Sterling has reached approximately 2-1/2 year highs against the dollar and is performing strongly against the euro. Analysts caution that these movements are supported by speculative bets on interest rates, which could quickly reverse in markets still recovering from early August's turbulence. At about $1.32, the British pound has exceeded most analysts' forecasts for this year, marking a remarkable rebound from its historic lows near $1.03 following former UK Prime Minister Liz Truss's September 2022 mini-Budget.
The expectation that the Bank of England will maintain higher interest rates for longer than the United States and the euro zone is driving this surge, but also makes sterling susceptible if monetary policy expectations shift, according to currency dealers and analysts. "We're likely to see divergences in the paths of easing being priced over time, which should increase volatility," noted Monex Europe's senior market analyst Nick Rees. He added that sterling's current value reflects anticipated UK economic growth but overlooks the potential for the BoE to cut rates more rapidly than currently anticipated by markets.
Traders anticipate UK rates will exceed those in the U.S. within a year. The BoE reduced rates by 25 basis points on August 1 to 5 percent, with money markets expecting an additional 40 bps reduction by year-end. The European Central Bank is projected to ease by 65 bps to 3 percent over the same period. Traders are cautious about sudden sell-offs of higher-interest rate currencies following the recent collapse of an estimated $250 billion in carry trades, where speculators borrowed Japanese yen to invest in higher-yielding assets.
A significant unwind of yen-funded positions recently impacted higher-yielding currencies like Mexico's peso and South Africa's rand, focusing attention on sterling's role in carry trades. Several major investment banks are advising trades that use the currently weak but volatile Swiss franc as a funding source to buy sterling, as indicated in their marketing materials. "This is a pennies in front of a steamroller trade," warned Capital Economics' head of FX markets Jonas Goltermann, referring to investments that offer small, steady gains but carry the risk of sudden, severe losses.

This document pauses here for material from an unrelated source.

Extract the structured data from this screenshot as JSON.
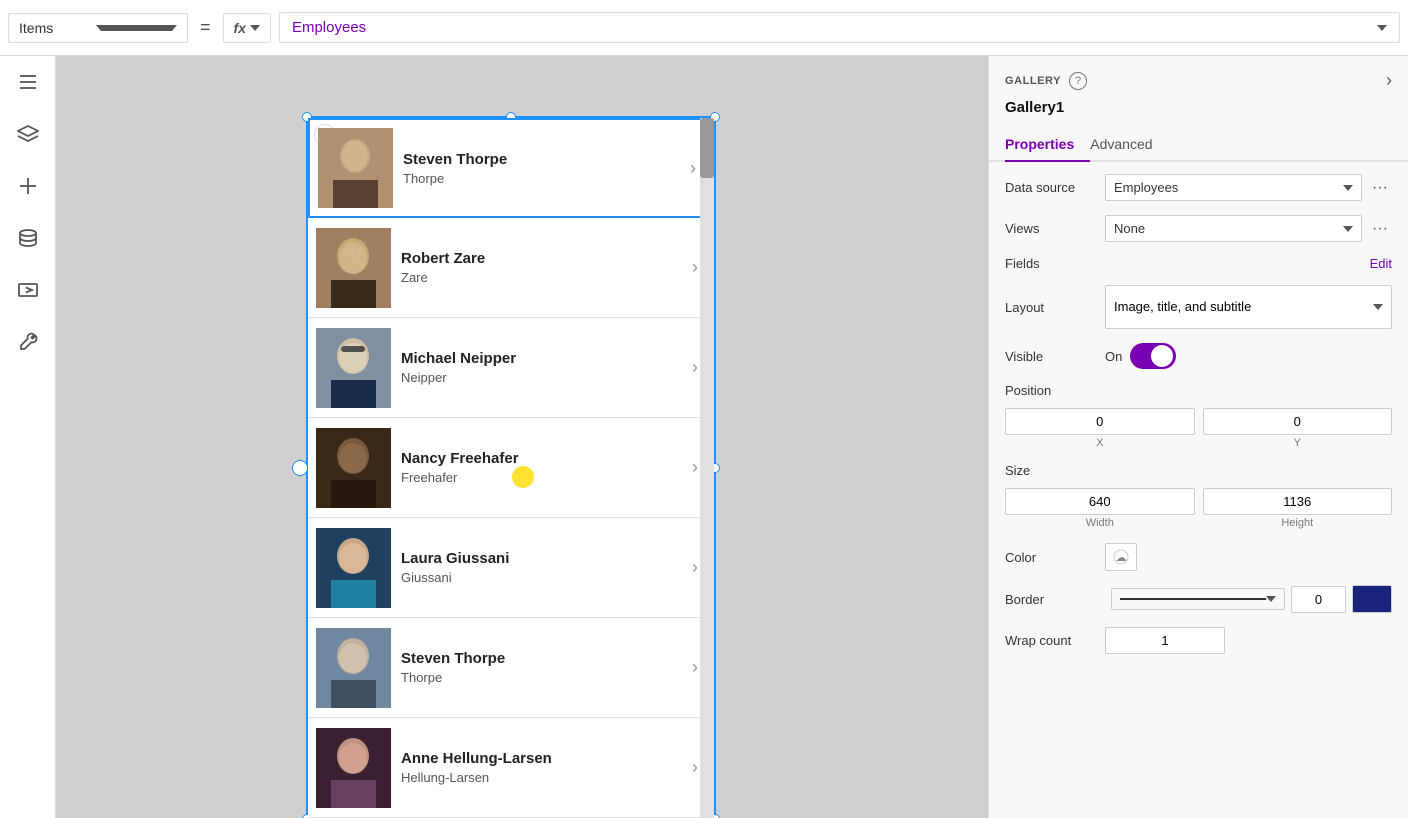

Debt-funded carry trades typically thrive in stable markets but can quickly encounter issues when markets become volatile or interest rate expectations shift. According to UBS analysis of futures contracts, speculative traders using borrowed funds have been dominant in bets that sterling will appreciate against the dollar for over a year, with a current trade value of $3.5 billion. Mainstream asset managers hold a $700 million net short position, suggesting a negative outlook on sterling overall.
Sterling is nearly 3 percent higher against the euro year-to-date and is the best-performing major currency against the dollar, rising 4 percent. It has been supported by hopes for enhanced political stability in Britain following the Labour Party's significant election win in July, as well as economic recovery from a mild recession in 2023. However, the new government's first Budget in October poses risks of spending cuts or tax increases that could constrain Britain's high national debt but might also hinder growth. "All the good news for the pound is now priced in, and seemingly none of the bad news," Goltermann observed.
Rob Wood, chief UK economist at Pantheon Macroeconomics, noted that the BoE maintaining high rates could dampen the economy in the coming years, potentially impacting the pound. UBS's Head of G10 FX Strategy Shahab Jalinoos highlighted that foreign exchange markets remain tense following the early August yen shock and could become more so as the November U.S. presidential election approaches. Carry trades typically prosper in calm markets, making the pound vulnerable to future volatility, he said. "But the positioning is not so enormous as to preclude the possibility of sterling recovering once the dust settles again." The pound's performance against the dollar was likely also amplified by thin summer trading conditions, according to Monex's Rees.
The Bank of International Settlements recently warned that while currency markets are not currently turbulent, large positions built up during calm periods could unwind rapidly when volatility increases. Societe Generale's chief currency strategist Kit Juckes noted that the pound has also benefited from political turmoil in France, which has undermined the euro. If this perceived risk diminishes, sterling could easily weaken to 86 pence per euro from around 84 pence currently, he suggested.